We’ve all seen it. Maybe we’re guilty ourselves of being parents who want their kids in every lesson and on every team.
But we might not be doing kids any favors, as far as helping them develop what’s called self-directed executive function.
That means setting a goal, and independently figuring out how to reach it.
Jennifer Loomis sometimes struggles as a mom not to over plan 5-year-old Morrison’s free time.
“Then our children don’t get the opportunity to become independent, in a way, and they look to the tall people in their lives to tell them what to do next,” Loomis said.
Jane Barker’s research at the University of Colorado-Boulder showed a similar outcome. Her team studied 67 6-year-old children and their families. Mom and dad reported what the kids did all week while the kids took verbal fluency tests to gauge their self-directed executive function.
“We gave them a category such as foods, and then we ask them to name as many foods as they can in a one-minute period,” explained Barker.

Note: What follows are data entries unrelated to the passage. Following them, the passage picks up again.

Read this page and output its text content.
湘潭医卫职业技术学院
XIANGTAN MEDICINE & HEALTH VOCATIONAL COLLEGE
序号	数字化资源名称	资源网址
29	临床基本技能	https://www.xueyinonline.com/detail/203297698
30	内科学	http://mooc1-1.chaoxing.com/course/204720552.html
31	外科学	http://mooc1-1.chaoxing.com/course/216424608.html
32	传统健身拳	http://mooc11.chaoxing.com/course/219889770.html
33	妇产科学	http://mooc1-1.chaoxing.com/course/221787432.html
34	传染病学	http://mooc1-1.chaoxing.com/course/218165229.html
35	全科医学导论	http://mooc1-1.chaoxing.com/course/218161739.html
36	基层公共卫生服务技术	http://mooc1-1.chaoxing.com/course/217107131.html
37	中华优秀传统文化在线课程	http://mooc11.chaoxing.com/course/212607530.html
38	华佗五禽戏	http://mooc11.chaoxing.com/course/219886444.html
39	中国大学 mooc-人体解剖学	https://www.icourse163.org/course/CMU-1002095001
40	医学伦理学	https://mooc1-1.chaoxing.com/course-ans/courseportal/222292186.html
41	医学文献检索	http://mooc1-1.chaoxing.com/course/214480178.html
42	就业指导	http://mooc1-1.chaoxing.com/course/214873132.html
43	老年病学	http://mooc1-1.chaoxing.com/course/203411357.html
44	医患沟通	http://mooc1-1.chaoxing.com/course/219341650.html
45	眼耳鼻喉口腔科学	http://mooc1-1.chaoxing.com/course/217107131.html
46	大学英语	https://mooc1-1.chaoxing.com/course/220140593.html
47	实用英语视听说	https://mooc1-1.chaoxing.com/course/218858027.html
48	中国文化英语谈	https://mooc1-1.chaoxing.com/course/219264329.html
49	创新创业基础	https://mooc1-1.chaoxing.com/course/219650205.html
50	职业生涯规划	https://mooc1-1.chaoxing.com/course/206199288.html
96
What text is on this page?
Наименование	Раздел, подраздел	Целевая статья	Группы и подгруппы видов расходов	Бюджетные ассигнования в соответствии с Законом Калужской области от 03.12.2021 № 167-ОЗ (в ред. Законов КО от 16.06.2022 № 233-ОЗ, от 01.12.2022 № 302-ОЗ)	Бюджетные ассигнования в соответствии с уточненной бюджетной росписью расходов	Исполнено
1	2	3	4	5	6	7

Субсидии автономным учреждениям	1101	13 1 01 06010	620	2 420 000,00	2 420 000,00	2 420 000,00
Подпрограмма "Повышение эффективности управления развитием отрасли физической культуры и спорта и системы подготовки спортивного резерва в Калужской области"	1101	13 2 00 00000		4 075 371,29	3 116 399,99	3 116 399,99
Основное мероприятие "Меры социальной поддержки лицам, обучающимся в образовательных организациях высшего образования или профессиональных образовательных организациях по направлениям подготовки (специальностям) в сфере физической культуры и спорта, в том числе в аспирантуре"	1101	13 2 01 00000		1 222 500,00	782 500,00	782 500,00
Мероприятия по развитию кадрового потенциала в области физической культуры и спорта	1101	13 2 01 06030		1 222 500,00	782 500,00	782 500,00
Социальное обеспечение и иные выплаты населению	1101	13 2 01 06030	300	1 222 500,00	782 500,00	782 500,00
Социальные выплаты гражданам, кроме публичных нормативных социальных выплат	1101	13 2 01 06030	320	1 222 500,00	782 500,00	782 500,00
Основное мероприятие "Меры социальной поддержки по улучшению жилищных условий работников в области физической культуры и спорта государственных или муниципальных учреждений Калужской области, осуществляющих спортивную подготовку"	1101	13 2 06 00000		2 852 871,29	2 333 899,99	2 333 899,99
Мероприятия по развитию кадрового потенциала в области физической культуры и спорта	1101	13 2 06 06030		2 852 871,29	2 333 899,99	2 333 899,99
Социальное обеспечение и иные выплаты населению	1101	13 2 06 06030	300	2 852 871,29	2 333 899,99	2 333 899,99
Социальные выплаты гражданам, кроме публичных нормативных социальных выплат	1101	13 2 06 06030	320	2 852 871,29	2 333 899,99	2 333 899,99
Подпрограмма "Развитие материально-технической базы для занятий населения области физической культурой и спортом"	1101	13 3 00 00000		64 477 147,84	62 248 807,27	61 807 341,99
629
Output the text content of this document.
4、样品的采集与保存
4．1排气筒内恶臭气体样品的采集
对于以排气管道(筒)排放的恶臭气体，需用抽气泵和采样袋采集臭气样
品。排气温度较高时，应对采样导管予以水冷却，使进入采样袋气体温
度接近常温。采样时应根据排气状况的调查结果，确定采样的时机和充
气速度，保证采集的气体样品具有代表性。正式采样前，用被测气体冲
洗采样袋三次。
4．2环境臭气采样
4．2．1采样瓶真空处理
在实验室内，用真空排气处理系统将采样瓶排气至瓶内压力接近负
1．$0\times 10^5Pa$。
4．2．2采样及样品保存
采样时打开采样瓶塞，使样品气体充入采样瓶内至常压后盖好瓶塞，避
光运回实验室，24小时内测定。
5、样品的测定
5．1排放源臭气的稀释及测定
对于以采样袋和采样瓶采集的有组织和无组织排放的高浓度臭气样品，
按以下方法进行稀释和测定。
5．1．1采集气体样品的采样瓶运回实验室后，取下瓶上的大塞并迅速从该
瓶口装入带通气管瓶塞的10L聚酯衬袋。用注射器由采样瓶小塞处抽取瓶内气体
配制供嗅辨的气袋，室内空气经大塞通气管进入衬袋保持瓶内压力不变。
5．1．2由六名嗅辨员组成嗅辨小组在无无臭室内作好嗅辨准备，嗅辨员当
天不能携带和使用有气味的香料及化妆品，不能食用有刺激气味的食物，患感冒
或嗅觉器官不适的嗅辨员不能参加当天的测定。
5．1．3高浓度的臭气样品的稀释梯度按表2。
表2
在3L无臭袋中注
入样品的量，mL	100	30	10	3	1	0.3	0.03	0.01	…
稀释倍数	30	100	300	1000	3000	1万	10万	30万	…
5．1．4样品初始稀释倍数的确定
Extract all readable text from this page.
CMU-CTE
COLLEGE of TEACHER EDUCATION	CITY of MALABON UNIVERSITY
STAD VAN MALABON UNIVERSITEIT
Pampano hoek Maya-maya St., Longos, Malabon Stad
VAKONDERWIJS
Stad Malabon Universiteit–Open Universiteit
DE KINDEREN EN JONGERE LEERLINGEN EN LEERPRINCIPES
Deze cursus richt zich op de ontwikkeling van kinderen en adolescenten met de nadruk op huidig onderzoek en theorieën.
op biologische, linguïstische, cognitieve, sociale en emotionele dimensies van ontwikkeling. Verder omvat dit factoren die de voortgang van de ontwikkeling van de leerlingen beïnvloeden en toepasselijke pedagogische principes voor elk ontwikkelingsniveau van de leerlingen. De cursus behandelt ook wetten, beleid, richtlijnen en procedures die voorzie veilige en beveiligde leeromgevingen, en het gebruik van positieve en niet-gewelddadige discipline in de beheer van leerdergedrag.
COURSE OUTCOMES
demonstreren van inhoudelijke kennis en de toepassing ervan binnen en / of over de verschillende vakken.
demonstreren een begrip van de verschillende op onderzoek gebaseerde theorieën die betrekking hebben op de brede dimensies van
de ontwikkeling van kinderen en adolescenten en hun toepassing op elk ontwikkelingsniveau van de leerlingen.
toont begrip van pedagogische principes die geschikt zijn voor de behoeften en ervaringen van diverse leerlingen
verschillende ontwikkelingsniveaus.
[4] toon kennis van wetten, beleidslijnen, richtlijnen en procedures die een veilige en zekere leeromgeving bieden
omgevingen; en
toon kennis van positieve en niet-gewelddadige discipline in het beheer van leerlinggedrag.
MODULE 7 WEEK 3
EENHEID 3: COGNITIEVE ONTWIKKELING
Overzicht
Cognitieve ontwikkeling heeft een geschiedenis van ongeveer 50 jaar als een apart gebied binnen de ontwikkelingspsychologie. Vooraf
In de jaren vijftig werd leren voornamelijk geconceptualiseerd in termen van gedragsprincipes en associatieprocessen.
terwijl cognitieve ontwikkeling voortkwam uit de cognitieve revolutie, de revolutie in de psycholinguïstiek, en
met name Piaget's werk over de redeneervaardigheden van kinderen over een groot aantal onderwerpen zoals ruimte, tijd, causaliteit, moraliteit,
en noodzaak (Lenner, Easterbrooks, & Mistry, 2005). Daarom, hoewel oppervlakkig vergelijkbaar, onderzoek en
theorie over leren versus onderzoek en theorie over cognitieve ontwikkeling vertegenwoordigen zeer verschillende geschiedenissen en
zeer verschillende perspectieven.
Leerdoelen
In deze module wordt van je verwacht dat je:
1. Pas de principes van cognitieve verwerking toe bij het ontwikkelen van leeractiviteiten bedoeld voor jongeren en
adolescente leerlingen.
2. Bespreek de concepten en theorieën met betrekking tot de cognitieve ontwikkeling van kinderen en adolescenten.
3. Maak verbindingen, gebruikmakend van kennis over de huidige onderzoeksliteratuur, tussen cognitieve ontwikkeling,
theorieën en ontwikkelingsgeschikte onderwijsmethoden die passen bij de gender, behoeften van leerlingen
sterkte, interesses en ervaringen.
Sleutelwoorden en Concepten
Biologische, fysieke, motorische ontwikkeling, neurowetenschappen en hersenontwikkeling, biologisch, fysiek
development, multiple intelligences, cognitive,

Children with good executive function sub-categorize their food list, say by vegetables, or breakfast food, or fruit. Barker said the kids who did better on these tests were the kids with more free time.
“We typically don’t provide instructions for people on how to solve it and produce a lot of words, but we do see this sort of spontaneous self-directed organizational activity,” detailed Barker.
Barker said we need follow-up studies but making more time for unstructured activities, such as going to the park or zoo, reading, or free play could help children.
It’s important to note that the 6-year-olds in this study were from affluent families. Previous studies have found that children from low-income households may be less likely to have access to programs and would be more likely to benefit from structured activities.